L’hypoaldostéronisme-hyporéninisme doit être évoqué devant une kaliémie (5 à 6 mEq/l) associée à une kaliurèse basse (< 50 mEq/l) chez un patient normovolémique (sans diurétique, sans diarrhée) dont la fonction rénale est normale ou modérément altérée (clairance de Cockcroft > 40 ml/min).
Commentaire 3
L’acidose tubulaire distale hyperkaliémique est la conséquence d’un hypoaldostéronisme majeur créé par l’association antagoniste des récepteurs de l’angiotensine 2 et antialdostérone.
C’est un fait non rare de constater une élévation de la kaliémie après administration d’un antihypertenseur bloquant le système rénine-angiotensine intrarénal (IEC, ARA 2). L’angiotensine 2 est en effet le plus puissant stimulant de la sécrétion d’aldostérone par la glande surrénale. L’aldostérone agit au niveau du tube distal et du tube collecteur pour réguler la sécrétion tubulaire du sodium, du potassium et des ions H+. Les médicaments anti-hypertenseurs qui bloquent le système rénine-angiotensine intrarénal créent un hypoaldostéronisme dont les conséquences sur le niveau de la kaliémie sont d’autant plus importantes qu’il existe préalablement un hypoaldostéronisme-hyporéninisme lié à une néphropathie vasculaire ou obstructive et une insuffisance rénale.

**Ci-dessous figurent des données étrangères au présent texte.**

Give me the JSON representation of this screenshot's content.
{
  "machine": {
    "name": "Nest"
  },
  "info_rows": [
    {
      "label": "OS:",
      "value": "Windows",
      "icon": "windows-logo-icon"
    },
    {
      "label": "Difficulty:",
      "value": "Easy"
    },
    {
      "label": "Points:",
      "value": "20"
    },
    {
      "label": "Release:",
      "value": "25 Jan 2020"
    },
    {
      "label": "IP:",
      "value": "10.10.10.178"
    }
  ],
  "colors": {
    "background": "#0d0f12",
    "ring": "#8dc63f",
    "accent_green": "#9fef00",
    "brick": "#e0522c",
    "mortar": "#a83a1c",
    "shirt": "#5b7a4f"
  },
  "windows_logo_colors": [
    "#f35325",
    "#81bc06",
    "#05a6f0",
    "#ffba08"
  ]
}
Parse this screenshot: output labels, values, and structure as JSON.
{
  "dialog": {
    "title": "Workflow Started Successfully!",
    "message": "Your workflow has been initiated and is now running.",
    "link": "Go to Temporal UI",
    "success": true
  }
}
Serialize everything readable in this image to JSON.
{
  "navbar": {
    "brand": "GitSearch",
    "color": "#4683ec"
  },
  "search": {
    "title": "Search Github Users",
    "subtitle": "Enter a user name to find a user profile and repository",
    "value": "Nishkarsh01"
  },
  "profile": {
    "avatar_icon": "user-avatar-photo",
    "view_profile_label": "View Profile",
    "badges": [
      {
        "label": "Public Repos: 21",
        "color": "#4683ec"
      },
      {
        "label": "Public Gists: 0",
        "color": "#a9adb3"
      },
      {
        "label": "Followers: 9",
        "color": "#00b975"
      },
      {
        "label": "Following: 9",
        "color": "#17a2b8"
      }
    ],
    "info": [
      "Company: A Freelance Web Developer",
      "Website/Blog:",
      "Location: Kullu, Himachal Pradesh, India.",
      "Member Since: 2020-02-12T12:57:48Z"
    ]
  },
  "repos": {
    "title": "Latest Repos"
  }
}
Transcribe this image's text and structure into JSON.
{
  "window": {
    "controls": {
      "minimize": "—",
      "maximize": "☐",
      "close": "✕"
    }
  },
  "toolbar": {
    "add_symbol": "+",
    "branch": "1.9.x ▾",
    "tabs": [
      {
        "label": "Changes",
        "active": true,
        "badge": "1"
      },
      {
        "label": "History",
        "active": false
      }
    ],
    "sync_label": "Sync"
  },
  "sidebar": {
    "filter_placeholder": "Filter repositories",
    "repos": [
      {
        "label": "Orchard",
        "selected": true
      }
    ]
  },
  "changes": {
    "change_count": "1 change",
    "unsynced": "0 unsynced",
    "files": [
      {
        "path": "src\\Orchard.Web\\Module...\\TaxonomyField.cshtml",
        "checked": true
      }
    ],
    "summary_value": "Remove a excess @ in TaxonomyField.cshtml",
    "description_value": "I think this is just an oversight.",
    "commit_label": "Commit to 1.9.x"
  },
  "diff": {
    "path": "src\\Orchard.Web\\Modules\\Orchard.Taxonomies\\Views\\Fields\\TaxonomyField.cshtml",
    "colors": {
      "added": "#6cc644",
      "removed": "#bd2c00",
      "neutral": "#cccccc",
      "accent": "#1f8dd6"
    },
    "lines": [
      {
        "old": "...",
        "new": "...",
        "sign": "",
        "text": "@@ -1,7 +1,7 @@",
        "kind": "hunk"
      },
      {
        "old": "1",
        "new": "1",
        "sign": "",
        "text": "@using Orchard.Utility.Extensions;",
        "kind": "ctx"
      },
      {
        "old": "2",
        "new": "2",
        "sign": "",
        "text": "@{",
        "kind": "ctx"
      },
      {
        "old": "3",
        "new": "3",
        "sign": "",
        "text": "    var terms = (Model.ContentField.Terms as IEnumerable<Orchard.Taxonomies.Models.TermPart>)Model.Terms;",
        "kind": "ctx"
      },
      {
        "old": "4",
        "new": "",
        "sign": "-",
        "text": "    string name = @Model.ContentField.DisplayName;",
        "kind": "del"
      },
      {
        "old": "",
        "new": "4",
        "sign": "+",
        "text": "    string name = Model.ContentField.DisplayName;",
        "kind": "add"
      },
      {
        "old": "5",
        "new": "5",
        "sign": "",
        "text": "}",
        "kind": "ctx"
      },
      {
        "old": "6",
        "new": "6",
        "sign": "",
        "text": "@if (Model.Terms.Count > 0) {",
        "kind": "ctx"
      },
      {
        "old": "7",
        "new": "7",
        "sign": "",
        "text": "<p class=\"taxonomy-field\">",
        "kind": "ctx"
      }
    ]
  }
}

L’élévation de la kaliémie est d’abord la conséquence de l’hypoaldostéronisme induit par l’association antagoniste des récepteurs de l’angiotensine 2 et antialdostérone. Le phénomène est réversible après l’arrêt des médicaments. Un phénomène d’échappement peut également survenir après plusieurs mois de traitement. C’est la raison pour laquelle il est recommandé de surveiller régulièrement la kaliémie chez les patients hypertendus qui reçoivent ces classes thérapeutiques, surtout chez les personnes âgées qui ont une insuffisance rénale modérée liée au vieillissement du rein. L’utilisation simultanée d’un médicament antihypertenseur bloquant le système rénine-angiotensine intrarénal et d’un antialdostérone est dangereuse chez le sujet âgé, compte tenu de la fréquence de l’insuffisance rénale, dont la sévérité est souvent sous-évaluée.
L’acidose métabolique décompensée a également contribué à cette hyperkaliémie élevée puisqu’une acidémie crée un état de résistance à l’entrée du potassium dans les cellules.
Ce sont donc à la fois l’acidémie et l’hypoaldostéronisme qui sont à l’origine de cette hyperkaliémie qui pouvait entraîner un arrêt circulatoire. Acidémie et hyperkaliémie ont contribué au malaise de cette patiente en créant une inefficacité myocardique à lutter contre l’hypovolémie induite par la diarrhée. Les ondes T pointues et symétriques traduisent l’effet myocardo-toxique de l’hyperkaliémie. L’hypobicarbonatémie sévère explique l’acidémie. Si la patiente avait eu une fonction rénale normale, le taux plasmatique de bicarbonate ne serait pas tombé à un niveau aussi bas. Dans l’acidose tubulaire distale avec hyperkaliémie, sans insuffisance rénale, la bicarbonatémie demeure supérieure à 17 mmol/l. Cette patiente avait une insuffisance rénale qui s’est aggravée avec la déshydratation, ce qui a contribué à une rétention d’acide créant le trou anionique sévère et l’acidémie.
Le mécanisme de cette acidose métabolique hyperkaliémique est donc mixte : d’une part, l’acidose tubulaire distale créée par l’hypoaldostéronisme iatrogène, d’autre part, la rétention d’acide secondaire à l’insuffisance rénale aggravée par la diarrhée et l’hypoaldostéronisme. Cet accident iatrogène aurait pu être mortel. La surveillance de la kaliémie doit être étroite lorsqu’on prescrit un antihypertenseur bloquant le système rénine-angiotensine intrarénal et l’utilisation d’un antialdostérone est déconseillée en cas d’insuffisance rénale.
Enfin, l’exploration endoscopique a rapporté les alternances de diarrhée et de constipation à une diverticulose sigmoïdienne sévère.